Behind every iconic image of a river crossing is a gruelling battle against unforgiving light, intense heat shimmer, and a fine, pervasive volcanic silt that threatens to brick your camera gear.
If you want to capture the true, raw energy of the Great Migration without destroying your equipment, you need to throw out standard wildlife photography rules. Welcome to the masterclass of chasing the red dust.
1. The Red Dust War: Gear Protection

The fine, red topsoil of the Serengeti and the Maasai Mara doesn't just sit on the ground, it hangs in the air like an aerosol. When thousands of hooves begin to gallop, this dust penetrates every unsealed seam of your camera body.
• The Two-Body Rule: Never, under any circumstances, swap lenses in an open safari vehicle. If you want to shoot both wide-angle environment shots and tight action close-ups, carry two camera bodies.
• The Pillowcase Hack: Expensive camera rain covers can trap heat and create condensation in the African sun. Instead, buy cheap, heavy-duty cotton pillowcases. Keep your cameras tucked inside them on your lap. The cotton breathes, prevents heat build-up, and stops dust from settling on your controls between action sequences.
• Post-Game Maintenance: Bring an air blower (like a Giottos Rocket Blower) and a dedicated camel-hair brush. Wipe down the exterior of your camera bodies every single night before using microfiber cloths on your glass.

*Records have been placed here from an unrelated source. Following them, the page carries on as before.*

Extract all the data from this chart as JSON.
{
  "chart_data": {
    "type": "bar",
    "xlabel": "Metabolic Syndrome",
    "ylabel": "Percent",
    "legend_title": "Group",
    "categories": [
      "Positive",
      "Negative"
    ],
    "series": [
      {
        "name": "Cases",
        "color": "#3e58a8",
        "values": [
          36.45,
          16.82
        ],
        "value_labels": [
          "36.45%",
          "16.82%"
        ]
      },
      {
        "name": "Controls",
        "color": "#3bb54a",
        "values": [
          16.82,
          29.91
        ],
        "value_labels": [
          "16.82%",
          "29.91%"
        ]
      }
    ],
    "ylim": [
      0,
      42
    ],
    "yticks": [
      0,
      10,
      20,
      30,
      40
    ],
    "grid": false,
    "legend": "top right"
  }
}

2. Freezing the Chaos: Technical Settings

A river crossing is pure pandemonium. Animals are tumbling down steep cliffs, crocodiles are striking, and water is exploding everywhere. Your brain will want to panic; your camera settings cannot.

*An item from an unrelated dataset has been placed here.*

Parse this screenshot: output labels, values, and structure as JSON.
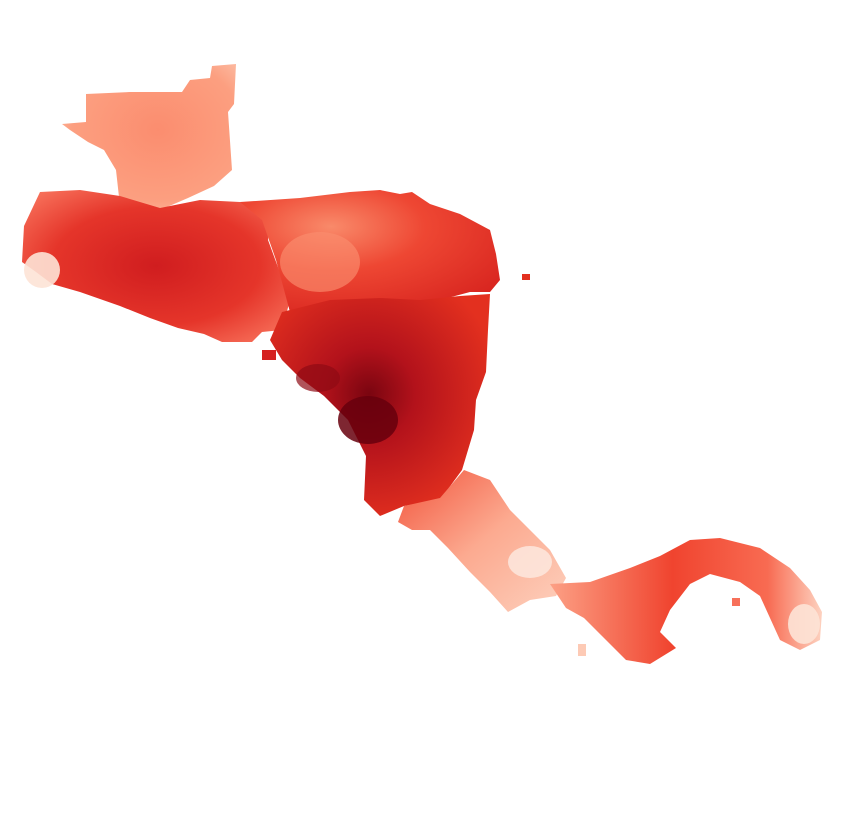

• Shutter Speed is King: To freeze individual water droplets flung from a wildebeest's mane or the sharp texture of a dust cloud, you need speed.
• Autofocus Strategy: Modern mirrorless subject tracking is incredible, but it can get deeply confused by a wall of moving brown bodies. Aim for the animals at the leading edge of the stampede. Lock focus on the eye or head of a single wildebeest leaping into the water, rather than letting the camera hunt across the entire massed herd.
• Exposure Compensation: When thousands of animals kick up a wall of dust, the sun hits the airborne particles and tricks your camera's light meter into thinking the scene is much brighter than it actually is. The camera will automatically underexpose, turning your wildebeests into muddy, detail-free silhouettes.
3. The Unsung Variable: Vehicle Positioning

You can have the best gear in the world, but if your safari vehicle is poorly positioned, you will end up with a memory card full of animal backsides.
• The Golden Rule: A great safari photographer guides the guide. Most travellers want to rush directly to the water's edge the moment a herd gathers. Resist this. A premature vehicle movement can scare the "pointsman"—the brave individual wildebeest who decides to test the water first. If the pointsman spooks, the entire herd retreats, and you lose the crossing entirely.
Work with your driver to park further back, anticipating the angle of the sun. You ideally want the light coming from the side (sidelight) to give 3D texture to the dust and muscles of the animals, or directly behind the animals (backlight) for that dramatic, glowing halo effect.
Capturing the Great Migration requires patience bordering on madness. You might sit in a sweltering vehicle for four hours waiting for a herd to cross, only for them to turn around. But when that first animal leaps, the red dust rises, and your shutter starts firing at 20 frames per second… there is absolutely nothing else like it on Earth!